In her spare time, Tina loves to read, hike, camp, bike, garden, take photographs, and spend time with her five grandchildren.
She can be found at tinasusedik.com or follow her blog at tinasusedik.wordpress.com.
GUEST BLOG FROM TINA SUSEDIK:
Authors are often asked where we get our ideas, anyway I do.
For me they come from anywhere and everywhere. The idea for my first book,
“Riding for Love,” came to me when I was taking riding lessons. There I was,
sitting on the top of this huge horse, miles and miles from the ground. The
instructor was showing me how to move my hips to the sway of the horse. Bam –
story idea. What if a man who is petrified of horses (as I was that day), wants
to win back his high school sweetheart who owns a horse ranch. He decides the
best way to get closer to her was to take riding lessons. Throw in some
suspense, and, boom, story.
I think authors also throw in personal experiences in their
stories. So far, each of my books has at least one, or maybe two things that have
actually happened to me. In “Riding for Love,” it was the scene mentioned
above. In “Never With a Rich Man,” a romantic mystery, there is a scene that
was taken from something that happened on my first date with my husband. In my
stories written as Anita Kidesu, I added a few things that my husband and I
experienced. In my book, “A Trail to Love,” there is a scene that, when my
sister read it, she said, “Oh, my gosh, that was so funny. Which brother did
that happen to?”
Here is a snippet of a scene from “Never With a Rich Man”
that was taken from real life. In the story, the couple are at an up-scale
restaurant. In real life, my date and I were at a family restaurant. We were in
college, so money was an issue. It was homecoming and I wore a borrowed dress.

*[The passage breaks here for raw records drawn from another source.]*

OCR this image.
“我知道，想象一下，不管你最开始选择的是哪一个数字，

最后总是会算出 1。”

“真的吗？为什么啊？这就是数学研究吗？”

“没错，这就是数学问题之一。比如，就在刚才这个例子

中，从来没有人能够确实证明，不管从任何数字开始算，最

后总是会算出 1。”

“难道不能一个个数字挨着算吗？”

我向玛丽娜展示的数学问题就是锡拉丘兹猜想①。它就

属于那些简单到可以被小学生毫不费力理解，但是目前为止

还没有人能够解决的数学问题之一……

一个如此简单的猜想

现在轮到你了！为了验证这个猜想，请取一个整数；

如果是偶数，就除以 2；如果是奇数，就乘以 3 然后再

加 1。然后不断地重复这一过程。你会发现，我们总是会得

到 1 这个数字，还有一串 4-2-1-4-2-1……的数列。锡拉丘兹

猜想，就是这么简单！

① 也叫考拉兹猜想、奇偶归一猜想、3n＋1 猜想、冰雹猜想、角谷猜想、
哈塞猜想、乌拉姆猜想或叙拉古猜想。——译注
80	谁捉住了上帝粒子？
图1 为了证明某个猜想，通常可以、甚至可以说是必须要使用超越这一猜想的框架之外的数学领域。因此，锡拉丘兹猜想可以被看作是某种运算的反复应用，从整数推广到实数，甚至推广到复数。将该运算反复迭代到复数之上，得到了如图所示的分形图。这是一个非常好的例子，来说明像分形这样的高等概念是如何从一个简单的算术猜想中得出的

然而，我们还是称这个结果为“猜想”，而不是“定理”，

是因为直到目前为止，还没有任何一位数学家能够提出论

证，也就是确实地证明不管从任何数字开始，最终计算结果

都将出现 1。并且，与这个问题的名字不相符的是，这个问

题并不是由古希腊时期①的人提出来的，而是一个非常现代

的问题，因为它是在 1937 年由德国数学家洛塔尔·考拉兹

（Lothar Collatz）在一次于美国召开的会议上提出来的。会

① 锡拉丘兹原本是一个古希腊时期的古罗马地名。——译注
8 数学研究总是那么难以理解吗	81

To my surprise, and delight, even after this embarrassing episode, Al asked me
out again, and again, and again. We’ve been married forty-four years! I also
have to admit that the scene that follows the restaurant scene did not happen
in real life. After all, it was our first date!
A
comfortable silence settled around them while the waiter took away empty salad
plates and set their main courses before them, along with fresh, hot bread, and
a variety of condiments to accent their meals. Hogan was about to cut into his
steak when he noticed Cassie finger a bottle of steak sauce the waiter had left
on the table.
“Do you put
steak sauce on roast beef?” he asked.
Cassie gave
him a small smile. “No. It’s just . . .”
“What? You
can tell me.”
“When I was
little my parents would make steak on Saturday nights after Bess and I went to
bed. I’d lie under my blankets feeling warm and secure, listening to the hum of
their voices, smelling the cooking meat. When I couldn’t stand it anymore, I’d
sneak down into the kitchen and watch. My father always knew I was there
because suddenly he would grab me and set me on his lap.”
“What then?”
Hogan asked when Cassie paused obviously reliving pleasant memories.
“Dad would
cut small pieces of steak and feed me.” She fiddled with her napkin. “One of
the things he loved on his meat was steak sauce, but he’d never let Bess and I
have any. He said it would grow hair on our chests, and he didn’t want any of
his daughters looking like orangutans. The funny thing is, for as much steak
sauce as that man used, I seem to remember he had the barest chest of any man I’ve
ever seen. Redheads don’t have hairy bodies.”
Hogan
pointed at her chest with his fork. “I, for one, am glad he wouldn’t allow his
daughters to have steak sauce. I can’t imagine hair all over your lovely chest.”
Her chest turn pink, the blush rising to her neck, then her face. The sight
caused his body to perk up and take notice.
He turned
his attention to slathering butter and sour cream on his baked potato, much
like he would like to slather his tongue over her bare breasts. He wondered if
they also blushed when she was embarrassed. He adjusted his napkin on his lap
as he grew hard. Luckily Cassie wouldn’t see his discomfort beneath the
tablecloth. Painfully, he ignored his crotch and went back to her story.
“Anyway,
after he died when I was twelve, we moved in with my mother’s parents for a
short time,” Cassie continued as she sliced her roast. “I don’t know, it must
have been a man thing or something because my grandpa wouldn’t let us girls
have steak sauce, either.”
It shook
Hogan to hear her father had left when she was so young. Girls needed a father
until they were . . . well, until they were old and gray. If he ever had a
daughter, or son for that matter, he planned on sticking around forever. Hogan
gave Cassie an encouraging smile.
“Go ahead,
have some. I don’t think you’ll start growing hair on your chest at this point
in time.”
Cassie
laughed and picked up the bottle. “I can still hear the
smack of the bottle hitting the palm of Dad’s hand when he shook up the steak
sauce.” She picked up the bottle and jerked it upward.